Last week I witnessed something really upsetting as I pulled away from dropping off dc at school, which reminded me of various things which had happened to me over the last 6 years.
I had the day off and went for a walk and bumped into someone I hadn't seen for a while and went to say "hello" and suddenly burst into tears. She took me to sit down and said "What is it? Has something happened?" and I explained that I was just really upset and said why.
The person I had bumped into has dc and a few years ago we tried a few playdates, but I found her very intrusive with questions, she gave a lot of unsolicited advice, which was not good advice, and she had a difficult relationship with her eldest dc who she punished regularly, I thought it was too much and because of this I backed off from seeing her or organising playdates.
I forgot all this in the moment. I hadn't seen her for about 3 years.

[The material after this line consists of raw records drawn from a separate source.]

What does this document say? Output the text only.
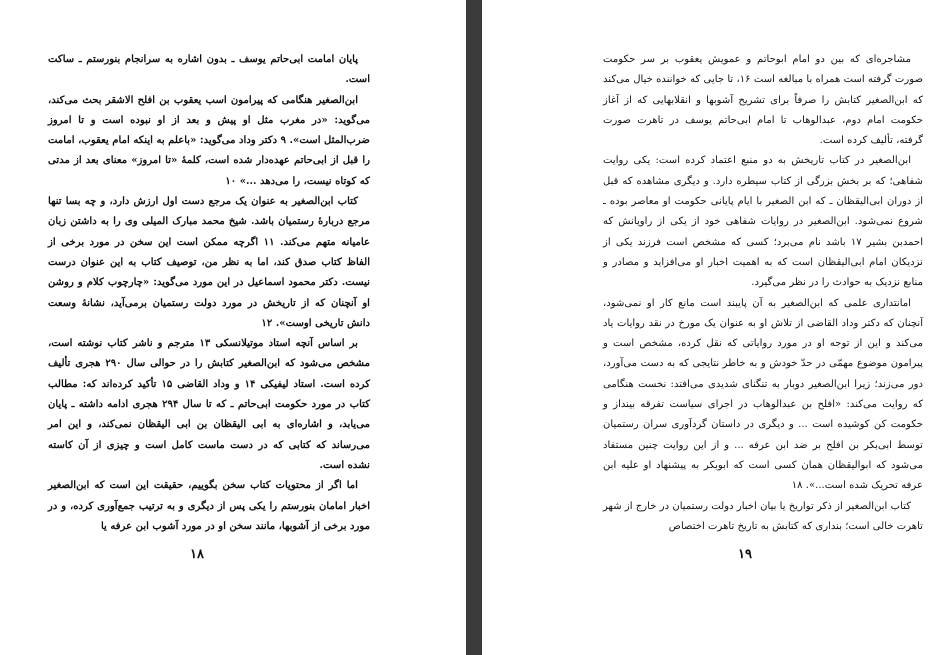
پایان امامت ابی‌حاتم یوسف ـ بدون اشاره به سرانجام بنورستم ـ ساکت است.

ابن‌الصغیر هنگامی که پیرامون اسب یعقوب بن افلح الاشقر بحث می‌کند، می‌گوید: «در مغرب مثل او پیش و بعد از او نبوده است و تا امروز ضرب‌المثل است». ۹ دکتر وداد می‌گوید: «باعلم به اینکه امام یعقوب، امامت را قبل از ابی‌حاتم عهده‌دار شده است، کلمهٔ «تا امروز» معنای بعد از مدتی که کوتاه نیست، را می‌دهد ...» ۱۰

کتاب ابن‌الصغیر به عنوان یک مرجع دست اول ارزش دارد، و چه بسا تنها مرجع دربارهٔ رستمیان باشد. شیخ محمد مبارک المیلی وی را به داشتن زبان عامیانه متهم می‌کند. ۱۱ اگرچه ممکن است این سخن در مورد برخی از الفاظ کتاب صدق کند، اما به نظر من، توصیف کتاب به این عنوان درست نیست. دکتر محمود اسماعیل در این مورد می‌گوید: «چارچوب کلام و روشن او آنچنان که از تاریخش در مورد دولت رستمیان برمی‌آید، نشانهٔ وسعت دانش تاریخی اوست». ۱۲

بر اساس آنچه استاد موتیلانسکی ۱۳ مترجم و ناشر کتاب نوشته است، مشخص می‌شود که ابن‌الصغیر کتابش را در حوالی سال ۲۹۰ هجری تألیف کرده است. استاد لیفیکی ۱۴ و وداد القاضی ۱۵ تأکید کرده‌اند که: مطالب کتاب در مورد حکومت ابی‌حاتم ـ که تا سال ۲۹۴ هجری ادامه داشته ـ پایان می‌یابد، و اشاره‌ای به ابی الیقظان بن ابی الیقظان نمی‌کند، و این امر می‌رساند که کتابی که در دست ماست کامل است و چیزی از آن کاسته نشده است.

اما اگر از محتویات کتاب سخن بگوییم، حقیقت این است که ابن‌الصغیر اخبار امامان بنورستم را یکی پس از دیگری و به ترتیب جمع‌آوری کرده، و در مورد برخی از آشوبها، مانند سخن او در مورد آشوب ابن عرفه یا

۱۸

مشاجره‌ای که بین دو امام ابوحاتم و عمویش یعقوب بر سر حکومت صورت گرفته است همراه با مبالغه است ۱۶، تا جایی که خواننده خیال می‌کند که ابن‌الصغیر کتابش را صرفاً برای تشریح آشوبها و انقلابهایی که از آغاز حکومت امام دوم، عبدالوهاب تا امام ابی‌حاتم یوسف در تاهرت صورت گرفته، تألیف کرده است.

ابن‌الصغیر در کتاب تاریخش به دو منبع اعتماد کرده است: یکی روایت شفاهی؛ که بر بخش بزرگی از کتاب سیطره دارد. و دیگری مشاهده که قبل از دوران ابی‌الیقظان ـ که ابن الصغیر با ایام پایانی حکومت او معاصر بوده ـ شروع نمی‌شود. ابن‌الصغیر در روایات شفاهی خود از یکی از راویانش که احمدبن بشیر ۱۷ باشد نام می‌برد؛ کسی که مشخص است فرزند یکی از نزدیکان امام ابی‌الیقظان است که به اهمیت اخبار او می‌افزاید و مصادر و منابع نزدیک به حوادث را در نظر می‌گیرد.

امانتداری علمی که ابن‌الصغیر به آن پایبند است مانع کار او نمی‌شود، آنچنان که دکتر وداد القاضی از تلاش او به عنوان یک مورخ در نقد روایات یاد می‌کند و این از توجه او در مورد روایاتی که نقل کرده، مشخص است و پیرامون موضوع مهمّی در حدّ خودش و به خاطر نتایجی که به دست می‌آورد، دور می‌زند؛ زیرا ابن‌الصغیر دوبار به تنگنای شدیدی می‌افتد: نخست هنگامی که روایت می‌کند: «افلح بن عبدالوهاب در اجرای سیاست تفرقه بینداز و حکومت کن کوشیده است ... و دیگری در داستان گردآوری سران رستمیان توسط ابی‌بکر بن افلح بر ضد ابن عرفه ... و از این روایت چنین مستفاد می‌شود که ابوالیقظان همان کسی است که ابوبکر به پیشنهاد او علیه ابن عرفه تحریک شده است...». ۱۸

کتاب ابن‌الصغیر از ذکر تواریخ یا بیان اخبار دولت رستمیان در خارج از شهر تاهرت خالی است؛ بنداری که کتابش به تاریخ تاهرت اختصاص

۱۹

She then started to ask me intrusive questions, a lot of questions, and my brain in a fog I answered and told her more than I wanted to. She then started to give me advice about something to do with my dc, and I explained why what she said wasn't a good idea and then made excuses and left, saying thank you for being nice and saying if she fancied a coffee sometime to let me know.
She was nice initially. And she listened to me talking about what I was upset about. But - and I really don't know if this is reasonable or not - I feel violated, like she took advantage of me being in a state to ask nosy questions. So violated I am tempted to say something to her.
I was hoping to be talked down and told I am being silly and to stop dwelling.
Have you ever done something similar, and did you say something?